The FMM, while acknowledging that social media were used to spread statements of hate, said that actions taken to prevent the use of social media to trigger hate and violence, should not hinder democracy by contravening a citizen’s right to freedom of expression.

Read more here.

9.       Journalists assaulted covering protests in Delhi

Delhi police assaulted two women journalists and snatched away the camera of one while they were covering the demonstration organized by students and teachers of the Jawaharlal Nehru University in New Delhi, India on March 23. One male journalist was also beaten up and sustained injuries.

Anushree Fadnavis, a photojournalist with the Hindustan Times daily, was roughed up and her camera was snatched away by policewomen “I was clicking photographs of a student being dragged when the police targeted me,” Fadnavis said. “They were talking about snatching and breaking my camera.
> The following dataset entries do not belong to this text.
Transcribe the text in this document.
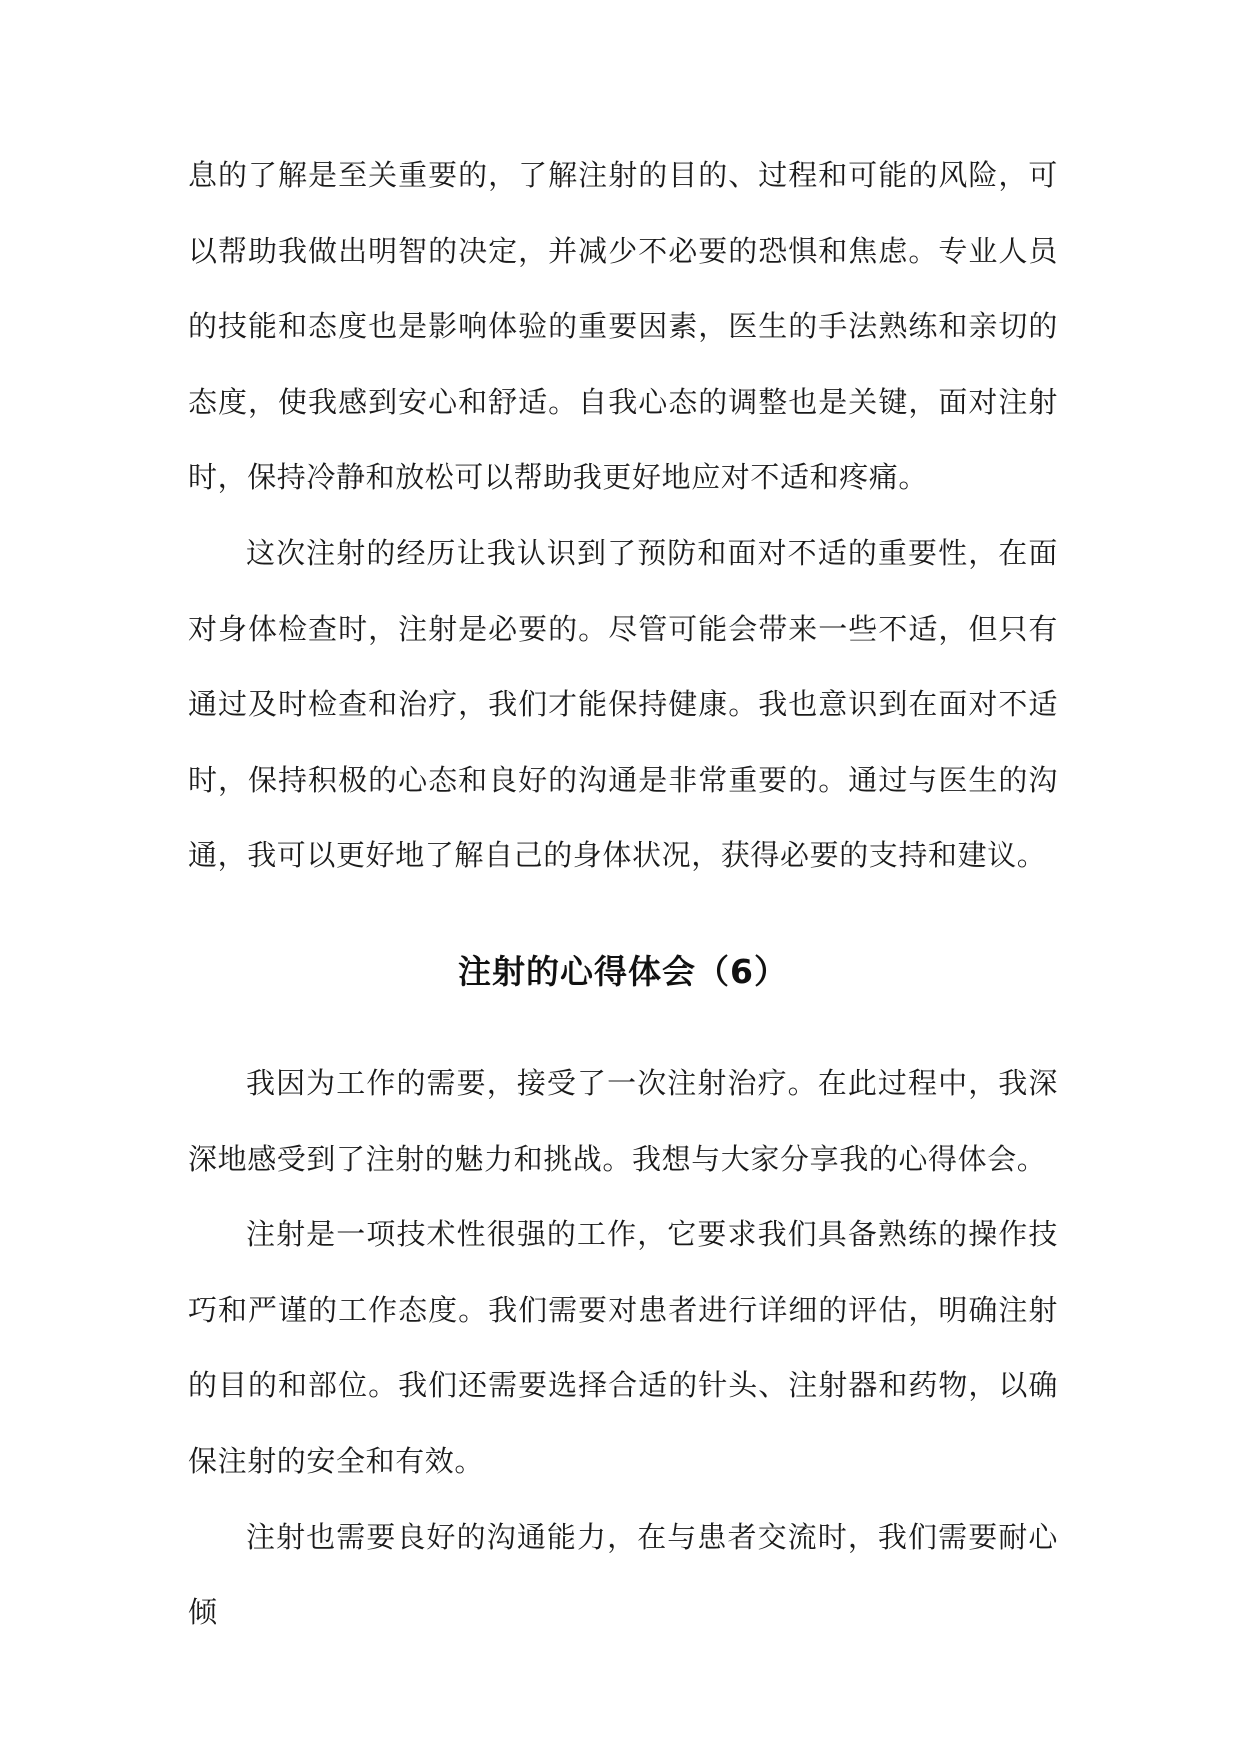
息的了解是至关重要的，了解注射的目的、过程和可能的风险，可以帮助我做出明智的决定，并减少不必要的恐惧和焦虑。专业人员的技能和态度也是影响体验的重要因素，医生的手法熟练和亲切的态度，使我感到安心和舒适。自我心态的调整也是关键，面对注射时，保持冷静和放松可以帮助我更好地应对不适和疼痛。

这次注射的经历让我认识到了预防和面对不适的重要性，在面对身体检查时，注射是必要的。尽管可能会带来一些不适，但只有通过及时检查和治疗，我们才能保持健康。我也意识到在面对不适时，保持积极的心态和良好的沟通是非常重要的。通过与医生的沟通，我可以更好地了解自己的身体状况，获得必要的支持和建议。

注射的心得体会（6）

我因为工作的需要，接受了一次注射治疗。在此过程中，我深深地感受到了注射的魅力和挑战。我想与大家分享我的心得体会。

注射是一项技术性很强的工作，它要求我们具备熟练的操作技巧和严谨的工作态度。我们需要对患者进行详细的评估，明确注射的目的和部位。我们还需要选择合适的针头、注射器和药物，以确保注射的安全和有效。

注射也需要良好的沟通能力，在与患者交流时，我们需要耐心倾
I kept pleading with them to spare my camera.”

The police officer on duty also roughed up and grabbed another woman journalist by her breasts. The two journalists had filed separate complaints accusing the police of assaulting and molesting reporters at the site of the JNU protest. However, the police is yet to register First Information Reports (FIRs) on these complaints.

The Delhi Police on March 24 tendered their “deepest apologies” for the alleged harassment of two media personnel and on March 25 suspended two constables on the basis of their “unprofessional conduct”, and said that the Vigilance Department would investigate the case of alleged assault.

Read more here

10.   Australia-Hong Kong connection: IFJ affiliates working together

This year marks the 50th anniversary of the Hong Kong Journalists Association (HKJA). The HKJA was started by Jack and Margaret Spackman on April 1 1968, who at the time were both members of the Australian Journalists Association (AJA) the forerunner to today’s Media, Entertainment & Arts Alliance (MEAA). The HKJA was formed to fight for better working conditions and workers’ rights, a battle that continues for the current leadership today.